Pyxinol (see Fig. 1) is a human liver metabolite of 20S-protopanaxadiol (20S-PPD), which is the pharmacophore of ginsenoside, the main active ingredient of Panax ginseng [21,22]. Owing to its established safety profile with a strip-shaped scaffold structure that is similar to most Pgp modulators in appearance, an attempt was made to develop pyxinol derivatives to treat Pgp-mediated MDR [[23], [24], [25], [26], [27]]. Y30, an amide derivative of pyxinol, was identified to effectively suppress Pgp-mediated MDR and be orally available [25]. G3 is another Pgp modulator that has been developed from pyxinol, and its activity is superior to that of Vrp (first-generation Pgp modulator) [26]. Both Y30 and G3 have been confirmed to be substrate inhibitors of Pgp that can stimulate basal Pgp-ATPase activity as well as Vrp, Tqd, and zosuquidar [25,26]. Recently, a prominent pyxinol derivative, S54, modified with l-proline residue was developed, which can effectively inhibit Pgp efflux function and suppress both basal and stimulated Pgp-ATPase activity [27]. S54 could not be pumped out by Pgp and bound preferentially to its putative allosteric site (PAS) in the outward-facing conformation but not the general drug-binding domain (DBD) [27]. S54 is quite different from other common Pgp modulators and is termed as a nonsubstrate allosteric inhibitor of Pgp. Nevertheless, the MDR reversal activity of these pyxinol derivatives is lower than that of Tqd.

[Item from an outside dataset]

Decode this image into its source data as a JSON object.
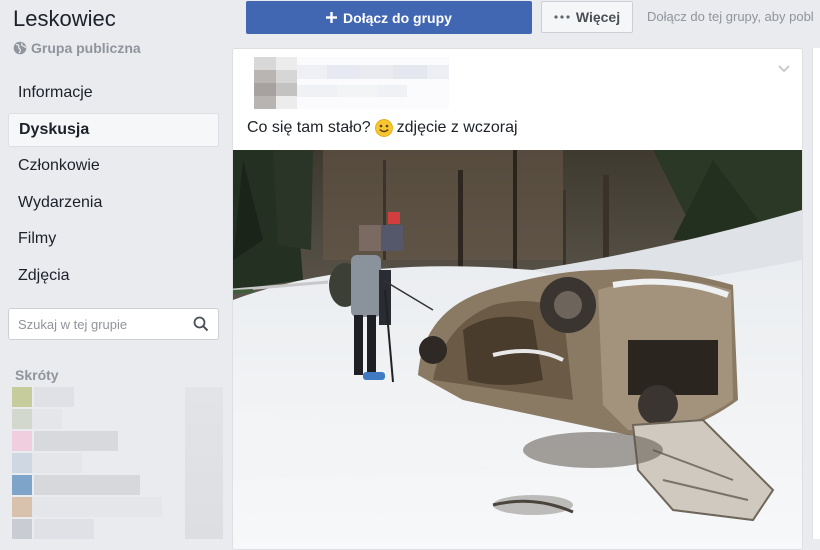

In this study, based on the structural optimization of the derivative S54, 29 novel pyxinol amide derivatives bearing an aliphatic heterocycle were designed and synthesized. Their MDR reversal activity was investigated in KBV cells, and the effect of Pgp on the intracellular accumulation of potent pyxinol derivatives and Vrp was analyzed using liquid chromatography–tandem mass spectrometry (LC–MS/MS). The most potent derivative 4c, which exhibited better MDR reversal activity than Tqd with less cytotoxicity, was further examined. Its selectivity and mechanism of reversing Pgp-mediated MDR were elucidated. In addition, the binding property of 4c toward Pgp and its effect on KBV cell migration and colony formation were investigated.